Vietnam=within(Vietnam, {year_sex=paste(year, toupper(substr(sex,1,1)))})
Vietnam_lm=xtabs(Freq ~ year_sex + response, data=Vietnam)
Vietnam_Ca=ca(Vietnam_lm)
summary(Vietnam_Ca)
##
## Principal inertias (eigenvalues):
##
## dim value % cum% scree plot
## 1 0.085680 73.6 73.6 ******************
## 2 0.027881 23.9 97.5 ******
## 3 0.002854 2.5 100.0 *
## -------- -----
## Total: 0.116415 100.0
##
##
## Rows:
## name mass qlt inr k=1 cor ctr k=2 cor ctr
## 1 | 1F | 24 818 13 | -167 452 8 | -150 367 20 |
## 2 | 1M | 139 997 181 | 386 986 242 | -41 11 8 |
## 3 | 2F | 16 995 35 | -407 647 31 | -299 349 51 |
## 4 | 2M | 140 984 131 | 326 982 175 | -15 2 1 |
## 5 | 3F | 53 999 112 | -334 453 69 | -367 547 256 |
## 6 | 3M | 138 904 40 | 175 904 49 | -4 0 0 |
## 7 | 4F | 32 982 37 | -344 887 44 | -113 95 15 |
## 8 | 4M | 149 383 23 | 81 372 11 | 14 11 1 |
## 9 | 5F | 59 994 153 | -453 686 143 | -304 309 197 |
## 10 | 5M | 248 1000 276 | -281 608 228 | 225 391 451 |
##
## Columns:
## name mass qlt inr k=1 cor ctr k=2 cor ctr
## 1 | A | 255 985 381 | 414 985 509 | -1 0 0 |
## 2 | B | 235 720 60 | 135 608 50 | 58 112 28 |
## 3 | C | 419 999 283 | -247 773 298 | -133 226 267 |
## 4 | D | 92 995 276 | -366 383 143 | 463 612 705 |
plot(Vietnam_Ca)
The plotted correspondence analysis of the data sets shows there is an association between year, response and sex.
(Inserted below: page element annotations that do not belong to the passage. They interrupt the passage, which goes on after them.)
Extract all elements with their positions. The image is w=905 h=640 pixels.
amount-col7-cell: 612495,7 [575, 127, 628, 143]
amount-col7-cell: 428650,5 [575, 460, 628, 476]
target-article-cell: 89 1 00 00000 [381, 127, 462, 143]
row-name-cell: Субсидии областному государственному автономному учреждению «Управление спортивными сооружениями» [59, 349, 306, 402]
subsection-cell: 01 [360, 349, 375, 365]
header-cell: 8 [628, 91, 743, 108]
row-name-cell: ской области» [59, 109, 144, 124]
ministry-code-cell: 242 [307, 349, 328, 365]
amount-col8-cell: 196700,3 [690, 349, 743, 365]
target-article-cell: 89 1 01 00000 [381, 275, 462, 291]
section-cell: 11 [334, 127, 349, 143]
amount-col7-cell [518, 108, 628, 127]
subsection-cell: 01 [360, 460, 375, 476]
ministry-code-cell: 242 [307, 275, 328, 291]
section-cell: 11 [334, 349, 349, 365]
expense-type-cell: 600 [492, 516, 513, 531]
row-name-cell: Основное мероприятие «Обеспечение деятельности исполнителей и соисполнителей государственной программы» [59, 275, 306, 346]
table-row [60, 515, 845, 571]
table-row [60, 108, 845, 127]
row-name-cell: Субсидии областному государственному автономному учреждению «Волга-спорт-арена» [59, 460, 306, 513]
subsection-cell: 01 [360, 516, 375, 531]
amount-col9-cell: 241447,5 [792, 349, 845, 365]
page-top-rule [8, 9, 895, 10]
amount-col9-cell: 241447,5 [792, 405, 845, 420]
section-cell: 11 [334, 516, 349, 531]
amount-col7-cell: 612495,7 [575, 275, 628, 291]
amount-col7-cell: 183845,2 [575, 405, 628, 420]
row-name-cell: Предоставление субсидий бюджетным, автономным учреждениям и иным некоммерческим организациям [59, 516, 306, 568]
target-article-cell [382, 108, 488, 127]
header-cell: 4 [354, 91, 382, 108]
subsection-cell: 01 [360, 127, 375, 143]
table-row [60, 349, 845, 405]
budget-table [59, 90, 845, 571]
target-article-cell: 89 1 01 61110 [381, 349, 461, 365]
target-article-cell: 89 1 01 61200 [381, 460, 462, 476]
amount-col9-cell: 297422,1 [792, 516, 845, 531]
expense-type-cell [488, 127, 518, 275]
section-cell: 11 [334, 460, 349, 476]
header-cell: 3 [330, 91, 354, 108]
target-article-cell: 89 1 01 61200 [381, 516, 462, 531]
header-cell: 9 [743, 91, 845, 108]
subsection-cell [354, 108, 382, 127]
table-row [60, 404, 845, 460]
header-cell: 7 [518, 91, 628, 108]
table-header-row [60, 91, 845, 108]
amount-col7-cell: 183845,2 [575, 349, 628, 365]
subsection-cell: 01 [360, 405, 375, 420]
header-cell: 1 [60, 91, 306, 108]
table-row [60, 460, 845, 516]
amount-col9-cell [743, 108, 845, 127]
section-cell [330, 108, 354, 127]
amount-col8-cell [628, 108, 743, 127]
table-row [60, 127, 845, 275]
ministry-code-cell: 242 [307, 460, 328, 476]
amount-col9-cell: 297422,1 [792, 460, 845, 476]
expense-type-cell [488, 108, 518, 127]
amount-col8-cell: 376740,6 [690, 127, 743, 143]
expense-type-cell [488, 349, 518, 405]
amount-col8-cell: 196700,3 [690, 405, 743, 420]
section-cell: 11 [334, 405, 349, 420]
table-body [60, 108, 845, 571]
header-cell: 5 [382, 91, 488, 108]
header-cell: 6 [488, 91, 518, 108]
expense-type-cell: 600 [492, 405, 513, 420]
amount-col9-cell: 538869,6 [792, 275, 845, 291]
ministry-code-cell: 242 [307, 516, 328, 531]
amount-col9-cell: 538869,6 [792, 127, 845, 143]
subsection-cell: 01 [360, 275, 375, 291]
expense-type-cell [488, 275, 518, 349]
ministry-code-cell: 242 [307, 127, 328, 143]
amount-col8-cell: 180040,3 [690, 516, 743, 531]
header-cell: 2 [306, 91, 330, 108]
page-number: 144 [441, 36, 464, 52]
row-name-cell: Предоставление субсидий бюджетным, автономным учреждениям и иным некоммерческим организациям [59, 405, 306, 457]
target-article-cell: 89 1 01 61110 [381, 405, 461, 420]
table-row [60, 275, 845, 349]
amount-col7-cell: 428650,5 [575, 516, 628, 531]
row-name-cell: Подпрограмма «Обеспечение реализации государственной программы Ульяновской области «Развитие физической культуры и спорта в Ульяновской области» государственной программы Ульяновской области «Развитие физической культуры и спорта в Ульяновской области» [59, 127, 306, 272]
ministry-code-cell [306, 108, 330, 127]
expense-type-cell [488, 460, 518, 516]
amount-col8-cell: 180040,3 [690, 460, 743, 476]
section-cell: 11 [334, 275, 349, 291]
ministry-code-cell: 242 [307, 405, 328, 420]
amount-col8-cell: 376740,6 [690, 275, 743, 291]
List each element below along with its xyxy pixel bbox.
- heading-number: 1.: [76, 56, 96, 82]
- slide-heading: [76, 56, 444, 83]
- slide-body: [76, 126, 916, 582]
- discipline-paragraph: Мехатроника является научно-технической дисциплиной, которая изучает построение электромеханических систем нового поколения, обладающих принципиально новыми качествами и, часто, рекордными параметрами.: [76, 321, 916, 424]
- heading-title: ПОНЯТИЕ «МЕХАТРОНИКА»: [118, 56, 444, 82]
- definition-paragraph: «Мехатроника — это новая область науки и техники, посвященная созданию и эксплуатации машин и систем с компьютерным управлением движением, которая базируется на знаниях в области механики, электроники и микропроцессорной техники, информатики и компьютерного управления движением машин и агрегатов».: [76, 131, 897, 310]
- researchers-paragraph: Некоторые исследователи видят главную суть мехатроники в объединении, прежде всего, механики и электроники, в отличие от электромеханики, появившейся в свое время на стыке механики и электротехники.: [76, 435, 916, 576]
Specifically, we can note associations for response A from males of Year 1 & 2, for response B from males year 3 & 4, for response C females from years 1 & 4, and for response D males of year 5.
Vietnam_MCA=mjca(Vietnam_lm)
plot(Vietnam_MCA)
The plotted MCA analysis of the linear model reflects similar associations shown in the question below. Similarly, we can see associations for response A from males of Year 1 & 2, for response B from males year 3 & 4, for response C females from years 1 & 4, and for response D males of year 5.